Jamaica: Investigators track adults behind video of boy smoking

A screenshot from the video of the child with a lit cigarette in his mouth
A screenshot from the video of the child with a lit cigarette in his mouth

(Jamaica Observer) Investigators are hot on the heels of the adults behind a video circulating on social media, which features a child, not older than five years old, who is being encouraged to drink and smoke as part of an apparent birthday celebration.

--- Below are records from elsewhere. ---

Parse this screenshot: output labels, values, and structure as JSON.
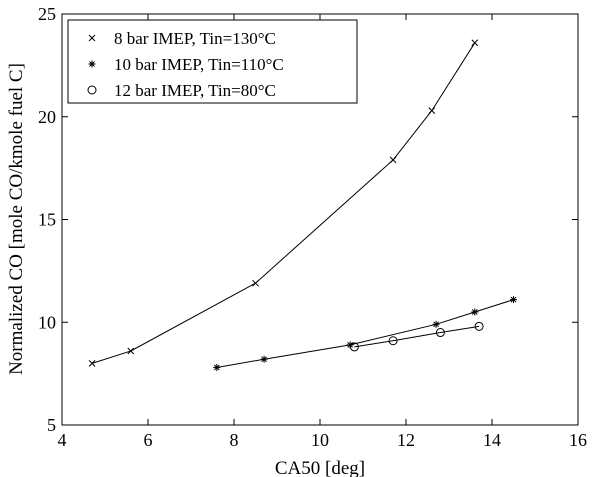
{
  "chart_data": {
    "type": "line",
    "xlabel": "CA50 [deg]",
    "ylabel": "Normalized CO [mole CO/kmole fuel C]",
    "xlim": [
      4,
      16
    ],
    "ylim": [
      5,
      25
    ],
    "xticks": [
      4,
      6,
      8,
      10,
      12,
      14,
      16
    ],
    "yticks": [
      5,
      10,
      15,
      20,
      25
    ],
    "grid": false,
    "legend_position": "top-left",
    "series": [
      {
        "name": "8 bar IMEP, Tin=130°C",
        "marker": "x",
        "x": [
          4.7,
          5.6,
          8.5,
          11.7,
          12.6,
          13.6
        ],
        "y": [
          8.0,
          8.6,
          11.9,
          17.9,
          20.3,
          23.6
        ]
      },
      {
        "name": "10 bar IMEP, Tin=110°C",
        "marker": "star",
        "x": [
          7.6,
          8.7,
          10.7,
          12.7,
          13.6,
          14.5
        ],
        "y": [
          7.8,
          8.2,
          8.9,
          9.9,
          10.5,
          11.1
        ]
      },
      {
        "name": "12 bar IMEP, Tin=80°C",
        "marker": "circle",
        "x": [
          10.8,
          11.7,
          12.8,
          13.7
        ],
        "y": [
          8.8,
          9.1,
          9.5,
          9.8
        ]
      }
    ]
  }
}
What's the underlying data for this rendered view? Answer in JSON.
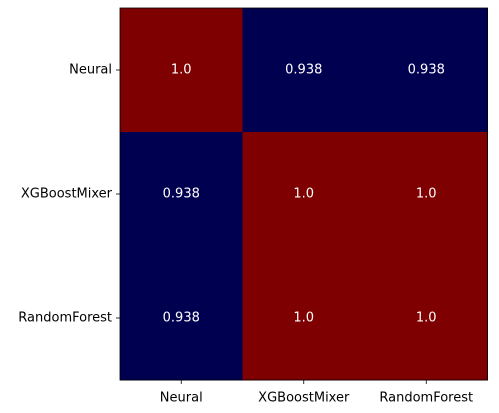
{
  "chart_data": {
    "type": "heatmap",
    "title": "",
    "xlabel": "",
    "ylabel": "",
    "x_categories": [
      "Neural",
      "XGBoostMixer",
      "RandomForest"
    ],
    "y_categories": [
      "Neural",
      "XGBoostMixer",
      "RandomForest"
    ],
    "values": [
      [
        1.0,
        0.938,
        0.938
      ],
      [
        0.938,
        1.0,
        1.0
      ],
      [
        0.938,
        1.0,
        1.0
      ]
    ],
    "value_labels": [
      [
        "1.0",
        "0.938",
        "0.938"
      ],
      [
        "0.938",
        "1.0",
        "1.0"
      ],
      [
        "0.938",
        "1.0",
        "1.0"
      ]
    ],
    "vmin": 0.938,
    "vmax": 1.0,
    "colormap": {
      "low": "#000050",
      "high": "#7f0000"
    },
    "annotation_color": "#ffffff",
    "grid": false,
    "legend": "none"
  }
}
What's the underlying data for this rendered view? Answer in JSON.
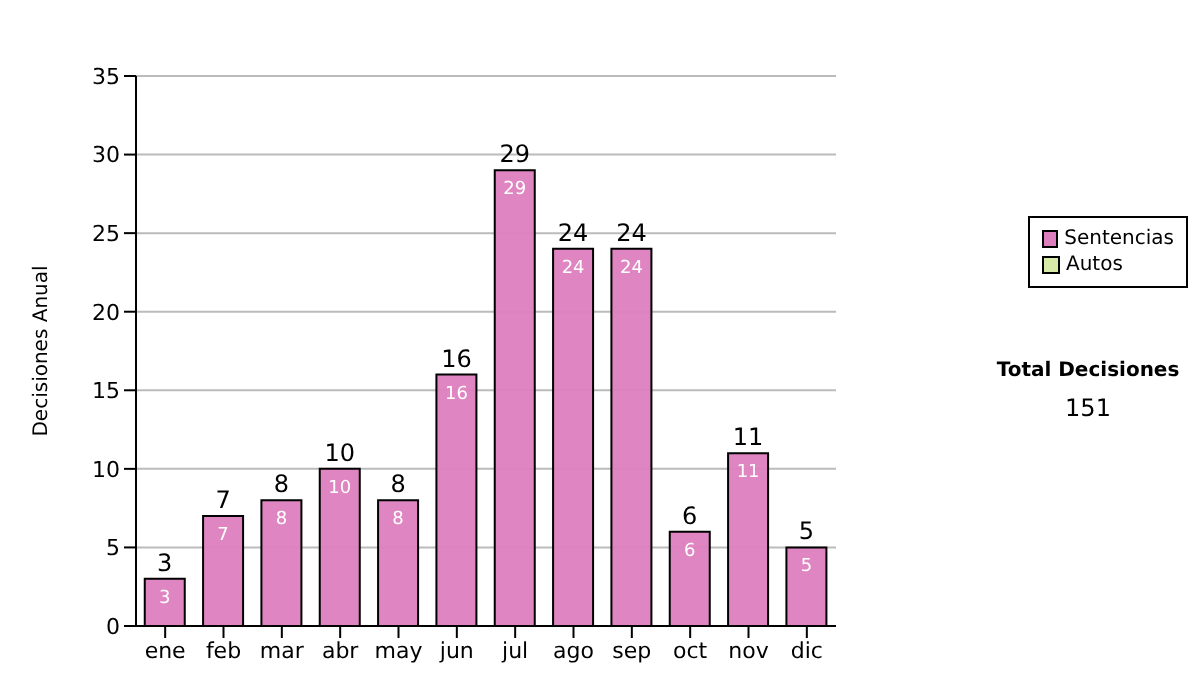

The clip, which drew reactions of outrage and distress from social media users, is now the subject of a probe by the Office of the Children’s Advocate (OCA) in collaboration with the police and other State agencies, Children’s Advocate Diahann Gordon Harrison told the Jamaica Observer yesterday.

“We have made some headway and have, in fact, established contact with an individual who, hopefully, will lead us to the actual person who created the video and also posted it, because we have an interest in looking at the circumstances that surround why the video was done in the first place, what’s happening with this particular child and the negative exposure that we saw demonstrated in that particular clip, because if that’s happening in one clip, then who is to tell what is happening outside in terms of the general context,” Gordon Harrison disclosed yesterday.

She continued: “We expect to be successful in the short term [as a result of efforts to locate the child] and to be treating with the matter in keeping with promoting and preserving the best interest of the child.”

The children’s advocate told the Observer that OCA has information that so far suggests, tentatively, that this child in the video is not in the Corporate Area.

She said the adults behind the video and the life of the child are in conflict with the law.

“Definitely, based on what was portrayed, the child would be said to be in circumstances that put him or exposed him to risk or to inappropriate circumstances when it comes on to age-appropriate behaviour for a child. So smoking, as we know, has health risks, and it is against our law for persons below the age of 18 to be in possession of cigarettes, to be purchasing them or smoking them. So right there, the person who provided this child with this cigarette, or even if the child got it himself and proceeded to smoke it, the adults who had control should not have encouraged it, they should have interrupted that behaviour, so they aided and abetted a minor in smoking,” Gordon Harrison outlined.

“Also, the consumption of alcohol is reserved for persons who are adults, so again, the person who gave the child the drink would be guilty of aiding and betting and in the alternative, if they didn’t give it to him and he went and got it himself, they should not have watched and allowed him to consume it, so we do have aiding and abetting, and behaviour that amounts to breaches of other pieces of legislation,” the children’s advocate added.

She said, too, that the Child Care and Protection Act deals with anyone who has the clear custody or control of a child, who allows that child to be exposed to any thing that could harm the child — whether physically or otherwise — as being guilty of an offence,

“So there are various avenues under different pieces of legislation that could hold the adults with custody, care and control of this child in breach, and certainly there is the broader question as well as to what are the regular systems of protection that surround this particular child, so those issues need to be examined,” she explained.

On the caption that accompanied the video, apparently in reference to the child, “Bad from him young”, the children’s advocate said it is clear the adults involved were in need of other forms of intervention themselves.

“Labelling is something that is not encouraged… children tend, over time, to subliminally imbibe those messages and then they tend to act out in accordance with the label. So it’s never a good thing to label, and when you have adults who are supposed to be persons who know better, persons who are supposed to be nurturing and inculcating positive behaviour in our children, helping them determine what’s right from what’s wrong, using labels like that, [it] shows that those adults are misguided, shows that they themselves don’t understand the significance of labelling, and it shows as well that they have the wrong priorities and those adults need an intervention themselves as well,” she said.

Gordon Harrison further noted that the video has sparked concerns for the care and well-being of other children.

“You wonder, how many others? This one just happened to go viral because it was recorded, but you wonder how many others…are not being recorded and are having this kind of exposure — and therein lies the problem,” she said.